Although we recognize that Berry III may share questions of fact common to the actions which were before Judge McFadden at an earlier time, defendants have not persuaded us that such is the case currently. Plaintiffs have represented to us that only the Teitelbaum action remains active in the transferee district and that by pretrial order it involves only a single factual issue which they will not raise in Berry III. Defendants do not refute these assertions. Moreover, neither the plaintiff nor defendant in Teitelbaum is a party to Berry III. Furthermore, both Judge McFadden’s and the Second Circuit’s views regarding the effect of the Land-Jennings class settlement on the Berry III plaintiffs vis-a-vis six of the seven defendants in this action are well documented, id.,5 and, as a result, from the standpoint of familiarity, will put the judge in this action closer to the shoes of the transferee judge. Thus, the near completion of the proceedings in the transferee district, the apparent lack of commonality between Berry III and Teitelbaum concerning parties and factual issues, and the availability of both Judge McFadden’s and the Second Circuit’s opinions discussing the effect of the Land-Jennings class settlement on the action at bar, set this matter apart from our reasoning in Berry II, 362 F.Supp. at 571; and, in the particular circumstances of the action before us, lead us to conclude that its transfer is unwarranted.

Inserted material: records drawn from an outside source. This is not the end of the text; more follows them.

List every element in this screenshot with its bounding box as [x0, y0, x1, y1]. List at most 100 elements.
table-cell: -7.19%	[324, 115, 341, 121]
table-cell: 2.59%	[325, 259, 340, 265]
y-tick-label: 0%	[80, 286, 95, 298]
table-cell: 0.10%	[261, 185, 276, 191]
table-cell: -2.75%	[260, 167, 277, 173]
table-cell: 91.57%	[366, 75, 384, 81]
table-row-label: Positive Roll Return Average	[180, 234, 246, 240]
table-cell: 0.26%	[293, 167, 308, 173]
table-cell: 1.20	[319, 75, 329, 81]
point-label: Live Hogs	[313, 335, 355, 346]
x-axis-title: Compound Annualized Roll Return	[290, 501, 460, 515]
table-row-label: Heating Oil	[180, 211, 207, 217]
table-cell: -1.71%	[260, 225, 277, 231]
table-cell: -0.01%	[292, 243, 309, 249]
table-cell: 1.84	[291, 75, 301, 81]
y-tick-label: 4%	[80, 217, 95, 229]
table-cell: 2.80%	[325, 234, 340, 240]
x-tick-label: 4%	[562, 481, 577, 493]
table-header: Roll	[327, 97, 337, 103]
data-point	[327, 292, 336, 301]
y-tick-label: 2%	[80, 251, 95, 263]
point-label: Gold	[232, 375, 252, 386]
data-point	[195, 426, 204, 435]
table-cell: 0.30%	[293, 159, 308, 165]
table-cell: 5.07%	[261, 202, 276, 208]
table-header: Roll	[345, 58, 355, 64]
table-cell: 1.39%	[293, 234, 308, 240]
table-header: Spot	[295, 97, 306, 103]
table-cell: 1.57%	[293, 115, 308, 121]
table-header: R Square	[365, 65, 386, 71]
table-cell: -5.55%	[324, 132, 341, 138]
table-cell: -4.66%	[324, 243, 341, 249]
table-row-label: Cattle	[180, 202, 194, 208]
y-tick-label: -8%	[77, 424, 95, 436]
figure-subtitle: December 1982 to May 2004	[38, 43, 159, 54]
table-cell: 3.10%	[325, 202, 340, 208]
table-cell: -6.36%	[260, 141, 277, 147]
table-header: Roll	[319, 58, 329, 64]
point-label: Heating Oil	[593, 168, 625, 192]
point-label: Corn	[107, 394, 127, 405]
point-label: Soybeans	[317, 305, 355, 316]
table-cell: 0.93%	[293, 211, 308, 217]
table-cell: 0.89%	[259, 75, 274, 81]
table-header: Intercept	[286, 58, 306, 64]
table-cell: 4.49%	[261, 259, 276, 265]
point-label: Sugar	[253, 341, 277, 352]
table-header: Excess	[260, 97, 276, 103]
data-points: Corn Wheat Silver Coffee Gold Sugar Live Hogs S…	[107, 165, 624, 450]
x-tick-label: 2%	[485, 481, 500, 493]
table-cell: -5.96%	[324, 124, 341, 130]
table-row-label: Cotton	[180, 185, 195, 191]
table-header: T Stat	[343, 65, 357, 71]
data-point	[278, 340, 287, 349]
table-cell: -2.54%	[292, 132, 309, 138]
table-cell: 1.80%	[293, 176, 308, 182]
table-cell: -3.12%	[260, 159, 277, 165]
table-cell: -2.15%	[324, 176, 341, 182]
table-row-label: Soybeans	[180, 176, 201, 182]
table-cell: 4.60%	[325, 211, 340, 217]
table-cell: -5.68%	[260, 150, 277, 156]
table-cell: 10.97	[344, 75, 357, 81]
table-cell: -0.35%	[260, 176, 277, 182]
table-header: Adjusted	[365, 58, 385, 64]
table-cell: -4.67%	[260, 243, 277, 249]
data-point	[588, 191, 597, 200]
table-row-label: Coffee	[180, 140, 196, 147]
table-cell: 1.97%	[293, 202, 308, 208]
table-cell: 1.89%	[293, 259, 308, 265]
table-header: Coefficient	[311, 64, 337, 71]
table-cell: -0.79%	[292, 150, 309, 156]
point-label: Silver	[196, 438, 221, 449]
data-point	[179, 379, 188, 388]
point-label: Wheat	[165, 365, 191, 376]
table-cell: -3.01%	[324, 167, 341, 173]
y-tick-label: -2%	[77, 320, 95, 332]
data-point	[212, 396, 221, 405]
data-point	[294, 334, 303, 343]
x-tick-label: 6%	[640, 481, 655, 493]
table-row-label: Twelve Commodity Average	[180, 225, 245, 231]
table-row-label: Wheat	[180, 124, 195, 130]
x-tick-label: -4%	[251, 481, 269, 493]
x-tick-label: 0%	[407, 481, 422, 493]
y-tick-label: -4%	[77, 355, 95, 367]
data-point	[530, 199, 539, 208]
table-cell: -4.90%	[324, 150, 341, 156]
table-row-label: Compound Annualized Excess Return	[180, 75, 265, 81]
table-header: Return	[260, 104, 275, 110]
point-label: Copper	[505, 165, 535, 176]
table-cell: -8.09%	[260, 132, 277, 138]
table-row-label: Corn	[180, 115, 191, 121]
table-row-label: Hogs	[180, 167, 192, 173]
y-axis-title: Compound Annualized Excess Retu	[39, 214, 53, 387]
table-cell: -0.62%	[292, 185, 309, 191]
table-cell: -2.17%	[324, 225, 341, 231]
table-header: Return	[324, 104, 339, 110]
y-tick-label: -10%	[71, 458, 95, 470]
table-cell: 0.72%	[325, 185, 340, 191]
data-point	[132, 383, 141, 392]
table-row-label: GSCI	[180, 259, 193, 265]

We note that the judge to whom Berry III is assigned could issue an order to show cause why all discovery heretofore completed in the transferee district and Berry II as well, which was processed in Arkansas, should not be made available to the parties in Berry III. Gf. Manual for Complex Litigation, Parts I and II, §§ 3.11 (rev. ed. 1973). Such a procedure would avoid duplication of previously completed discovery.

IT IS THEREFORE ORDERED that the motion to transfer the action entitled Berry Petroleum Co., et al. v. Adams & Peck, et al., W.D.Tennessee, Civil Action No. C-75-484, be, and the same hereby is, DENIED, without prejudice to the right of any party to move for transfer at a later date if it feels future circumstances so require.

.Morton Teitelbaum v. Seeburg Corporation, et al., S.D.N.Y., Civil Action No. 69 Civ. 5736, and Walden Robert Cassotto a/k/a Bobby Darin v. Commonwealth United Corporation, et al., S.D.N.Y., Civil Action No. 70 Civ. 5030.

. Berry Petroleum Co. v. Commonwealth United Corp., et al. W.D. Arkansas, Civil Action No. ED-70-C-58.

. O’Daniel, et al. v. Commonwealth United Corp., et al. W.D. Arkansas, Civil Action No. ED-71-C-15.

. Berry Petroleum Co., et al. v. Adams & Peck, et al., N.D.Texas, Civil Action No. CA-3-6579.

. See, for example, 518 F.2d at 411-13, affirming that the four plaintiffs in Berry III opted-out of the Land-Jennings class.